First off, the path name length limitation is only in all the tools Microsoft
provides to access NTFS; it is not a limitation of NTFS itself. Many third-party
tools do support long paths. Using an archiver like WinRAR is probably the best
way to copy data that contains long paths.

However, assuming you've ended up here because you've already invested many hours
getting a partial copy, only to have a bunch of files omitted because of their
path length, you can complete the copy using the procedure below.

generated complete list of path names via:

set cmd.exe window scrollback buffer to 9000 lines
on source drive, did:
did dir /s /b /a > full_inventory_of_from_other_3_TB.txt

This produced a number of "path too long" errors on cmd window stdout/stderr.
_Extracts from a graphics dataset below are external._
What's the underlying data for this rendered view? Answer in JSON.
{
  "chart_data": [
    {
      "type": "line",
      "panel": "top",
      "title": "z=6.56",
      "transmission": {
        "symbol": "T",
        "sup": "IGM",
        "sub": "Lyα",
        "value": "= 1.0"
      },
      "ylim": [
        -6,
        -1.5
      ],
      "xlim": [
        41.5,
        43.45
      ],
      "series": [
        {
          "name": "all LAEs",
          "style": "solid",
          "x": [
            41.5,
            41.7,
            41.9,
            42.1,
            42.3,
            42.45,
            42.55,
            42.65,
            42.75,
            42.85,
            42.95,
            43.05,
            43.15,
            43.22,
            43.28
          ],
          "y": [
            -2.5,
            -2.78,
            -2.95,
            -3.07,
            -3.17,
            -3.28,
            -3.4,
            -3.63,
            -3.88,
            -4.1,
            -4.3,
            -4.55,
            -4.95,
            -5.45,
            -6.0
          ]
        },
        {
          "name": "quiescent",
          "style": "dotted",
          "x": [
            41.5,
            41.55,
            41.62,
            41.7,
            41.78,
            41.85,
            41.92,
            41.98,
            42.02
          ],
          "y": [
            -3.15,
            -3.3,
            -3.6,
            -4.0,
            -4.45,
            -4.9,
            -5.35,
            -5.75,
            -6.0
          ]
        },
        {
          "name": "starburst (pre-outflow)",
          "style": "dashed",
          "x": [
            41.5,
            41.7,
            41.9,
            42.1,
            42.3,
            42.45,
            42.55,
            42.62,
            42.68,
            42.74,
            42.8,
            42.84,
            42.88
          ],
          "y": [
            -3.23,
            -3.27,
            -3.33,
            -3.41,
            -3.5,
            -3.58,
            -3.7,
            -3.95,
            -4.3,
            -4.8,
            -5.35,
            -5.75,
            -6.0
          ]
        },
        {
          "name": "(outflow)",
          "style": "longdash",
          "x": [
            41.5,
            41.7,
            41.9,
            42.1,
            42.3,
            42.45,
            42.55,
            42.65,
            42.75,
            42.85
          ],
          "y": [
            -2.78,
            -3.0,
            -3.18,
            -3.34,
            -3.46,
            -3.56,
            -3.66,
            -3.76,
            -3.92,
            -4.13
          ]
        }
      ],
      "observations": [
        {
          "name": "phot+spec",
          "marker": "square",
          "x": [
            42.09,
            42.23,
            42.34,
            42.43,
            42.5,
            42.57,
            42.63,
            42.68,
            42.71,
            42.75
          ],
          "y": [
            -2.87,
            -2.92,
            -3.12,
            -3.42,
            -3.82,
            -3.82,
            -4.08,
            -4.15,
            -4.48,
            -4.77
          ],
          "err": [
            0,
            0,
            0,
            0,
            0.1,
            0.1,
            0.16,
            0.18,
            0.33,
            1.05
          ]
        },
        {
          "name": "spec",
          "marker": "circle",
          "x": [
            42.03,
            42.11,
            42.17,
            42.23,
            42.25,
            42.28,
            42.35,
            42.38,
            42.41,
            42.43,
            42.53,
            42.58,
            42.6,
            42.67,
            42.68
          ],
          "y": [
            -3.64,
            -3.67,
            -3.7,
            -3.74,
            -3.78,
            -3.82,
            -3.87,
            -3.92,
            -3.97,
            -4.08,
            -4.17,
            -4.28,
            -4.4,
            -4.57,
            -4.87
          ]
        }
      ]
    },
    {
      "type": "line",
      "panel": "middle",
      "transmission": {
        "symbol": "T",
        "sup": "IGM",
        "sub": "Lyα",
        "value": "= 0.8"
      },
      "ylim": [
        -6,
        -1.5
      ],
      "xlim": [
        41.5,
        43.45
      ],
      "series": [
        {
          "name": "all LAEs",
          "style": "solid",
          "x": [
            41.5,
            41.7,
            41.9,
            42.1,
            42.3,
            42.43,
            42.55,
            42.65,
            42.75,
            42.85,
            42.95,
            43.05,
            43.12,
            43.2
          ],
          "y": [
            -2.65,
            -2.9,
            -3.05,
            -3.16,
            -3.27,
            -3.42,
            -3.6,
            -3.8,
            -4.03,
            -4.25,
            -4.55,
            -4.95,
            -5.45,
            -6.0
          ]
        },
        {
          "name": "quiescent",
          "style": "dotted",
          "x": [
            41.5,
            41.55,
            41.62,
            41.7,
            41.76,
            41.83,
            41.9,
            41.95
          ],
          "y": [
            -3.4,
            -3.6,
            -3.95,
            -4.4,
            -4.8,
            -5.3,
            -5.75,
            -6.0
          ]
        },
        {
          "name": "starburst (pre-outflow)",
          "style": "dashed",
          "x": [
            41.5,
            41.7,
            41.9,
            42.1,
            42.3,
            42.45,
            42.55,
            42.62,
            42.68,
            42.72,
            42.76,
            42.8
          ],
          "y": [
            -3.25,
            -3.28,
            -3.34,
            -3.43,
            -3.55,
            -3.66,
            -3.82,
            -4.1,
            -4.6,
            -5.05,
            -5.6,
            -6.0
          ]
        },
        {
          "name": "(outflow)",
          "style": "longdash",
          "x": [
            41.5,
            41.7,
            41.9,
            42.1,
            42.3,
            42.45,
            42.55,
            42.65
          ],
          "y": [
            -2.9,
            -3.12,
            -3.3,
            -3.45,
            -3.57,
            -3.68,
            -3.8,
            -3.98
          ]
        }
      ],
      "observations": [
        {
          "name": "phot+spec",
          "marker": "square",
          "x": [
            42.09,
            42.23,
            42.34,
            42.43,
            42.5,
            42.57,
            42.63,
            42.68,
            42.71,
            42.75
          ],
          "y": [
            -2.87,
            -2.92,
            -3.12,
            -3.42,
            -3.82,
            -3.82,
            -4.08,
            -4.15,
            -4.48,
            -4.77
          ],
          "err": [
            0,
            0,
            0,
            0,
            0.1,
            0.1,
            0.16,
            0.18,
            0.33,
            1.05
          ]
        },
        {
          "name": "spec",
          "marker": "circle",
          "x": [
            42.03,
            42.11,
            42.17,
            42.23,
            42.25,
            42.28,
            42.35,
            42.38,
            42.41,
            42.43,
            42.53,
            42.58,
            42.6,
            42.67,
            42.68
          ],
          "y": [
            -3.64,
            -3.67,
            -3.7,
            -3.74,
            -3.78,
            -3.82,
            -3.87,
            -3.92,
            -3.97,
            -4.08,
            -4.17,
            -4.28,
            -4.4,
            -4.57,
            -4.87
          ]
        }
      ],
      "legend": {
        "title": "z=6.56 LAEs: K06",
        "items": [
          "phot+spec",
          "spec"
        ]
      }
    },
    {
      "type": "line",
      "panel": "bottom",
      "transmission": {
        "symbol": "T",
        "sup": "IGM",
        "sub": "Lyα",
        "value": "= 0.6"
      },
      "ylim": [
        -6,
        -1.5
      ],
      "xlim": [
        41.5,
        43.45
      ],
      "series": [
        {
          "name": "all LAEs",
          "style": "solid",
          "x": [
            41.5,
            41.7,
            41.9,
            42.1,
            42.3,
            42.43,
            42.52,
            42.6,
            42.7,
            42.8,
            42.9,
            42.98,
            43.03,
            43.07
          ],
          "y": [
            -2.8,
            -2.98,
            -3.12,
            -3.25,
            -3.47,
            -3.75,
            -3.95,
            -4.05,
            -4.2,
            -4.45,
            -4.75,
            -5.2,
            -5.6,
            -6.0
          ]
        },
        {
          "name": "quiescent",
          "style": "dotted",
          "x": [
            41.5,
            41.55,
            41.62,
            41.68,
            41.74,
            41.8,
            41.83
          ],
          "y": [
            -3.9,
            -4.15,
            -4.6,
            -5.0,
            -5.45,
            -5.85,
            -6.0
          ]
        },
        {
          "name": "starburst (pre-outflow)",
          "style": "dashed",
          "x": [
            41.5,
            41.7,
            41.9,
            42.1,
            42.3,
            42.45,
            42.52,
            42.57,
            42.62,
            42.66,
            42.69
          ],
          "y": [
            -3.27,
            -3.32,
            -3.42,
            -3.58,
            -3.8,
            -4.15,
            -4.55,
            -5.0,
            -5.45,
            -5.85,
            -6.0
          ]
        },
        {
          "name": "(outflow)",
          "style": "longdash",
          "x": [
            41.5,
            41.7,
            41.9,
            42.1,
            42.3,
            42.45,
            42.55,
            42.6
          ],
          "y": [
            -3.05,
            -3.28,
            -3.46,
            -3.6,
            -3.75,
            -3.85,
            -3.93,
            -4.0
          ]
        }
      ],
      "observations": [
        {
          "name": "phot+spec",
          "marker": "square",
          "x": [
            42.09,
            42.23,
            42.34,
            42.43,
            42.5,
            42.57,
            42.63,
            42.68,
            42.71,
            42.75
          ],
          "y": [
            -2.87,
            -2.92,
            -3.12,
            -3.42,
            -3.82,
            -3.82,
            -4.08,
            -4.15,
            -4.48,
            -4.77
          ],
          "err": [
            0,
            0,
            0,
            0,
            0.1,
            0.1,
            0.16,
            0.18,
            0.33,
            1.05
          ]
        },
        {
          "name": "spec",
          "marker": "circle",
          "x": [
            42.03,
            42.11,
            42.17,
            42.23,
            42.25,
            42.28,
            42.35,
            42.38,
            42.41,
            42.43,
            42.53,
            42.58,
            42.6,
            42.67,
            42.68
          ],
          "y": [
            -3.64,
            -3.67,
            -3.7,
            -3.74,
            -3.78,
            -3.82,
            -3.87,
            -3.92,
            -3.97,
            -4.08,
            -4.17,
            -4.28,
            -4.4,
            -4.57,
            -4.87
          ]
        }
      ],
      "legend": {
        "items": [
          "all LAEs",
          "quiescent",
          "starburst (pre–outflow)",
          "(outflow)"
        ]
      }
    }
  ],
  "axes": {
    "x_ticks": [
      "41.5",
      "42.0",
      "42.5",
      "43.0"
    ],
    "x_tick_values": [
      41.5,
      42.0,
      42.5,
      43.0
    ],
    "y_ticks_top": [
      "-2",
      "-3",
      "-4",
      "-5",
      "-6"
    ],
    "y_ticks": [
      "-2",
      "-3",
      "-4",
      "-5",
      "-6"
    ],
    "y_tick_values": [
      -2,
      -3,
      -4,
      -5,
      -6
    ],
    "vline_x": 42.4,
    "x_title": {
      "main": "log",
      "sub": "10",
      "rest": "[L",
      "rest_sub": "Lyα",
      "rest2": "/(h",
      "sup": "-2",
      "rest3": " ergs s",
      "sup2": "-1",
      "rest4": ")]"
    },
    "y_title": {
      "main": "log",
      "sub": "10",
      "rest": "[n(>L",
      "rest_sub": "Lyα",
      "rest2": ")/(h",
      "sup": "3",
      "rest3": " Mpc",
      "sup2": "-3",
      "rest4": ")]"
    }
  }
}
After the dir command was finished, verified that the list of too-long-path
errors did not exceed the scrollback buffer.

Then, copied complete text of path-too-long errors to
"too long path errors.txt"

Then, grepped for lines longer than 220 chars (254 chars, minus the length of
the destination prefix) in full_inventory_of_from_other_3_TB.txt, with this
grep command line:

grep ".\{220\}" full_inventory_of_from_other_3_TB.txt > long_lines.txt

Then, long_lines.txt was trimmed using these regexps in vim:

:%s/\(^.\{180\}\).*$/\1/  (cut all lines to 180 chars)
%s/\\[^\\]*$/\\/          (trim to last available backslash)

Then, sort long_lines.txt unique, which should shorten it considerably.

Then, remove all the ones that are known to be unimportant (e.g. Temporary
Internet Files)

Finally, convert the resulting list into a batch file that moves the deep
paths up to a short-named folder in the root directory, called 'longpaths'.

Finally, recheck the drive again, using the dir /s /b /a command and grep again.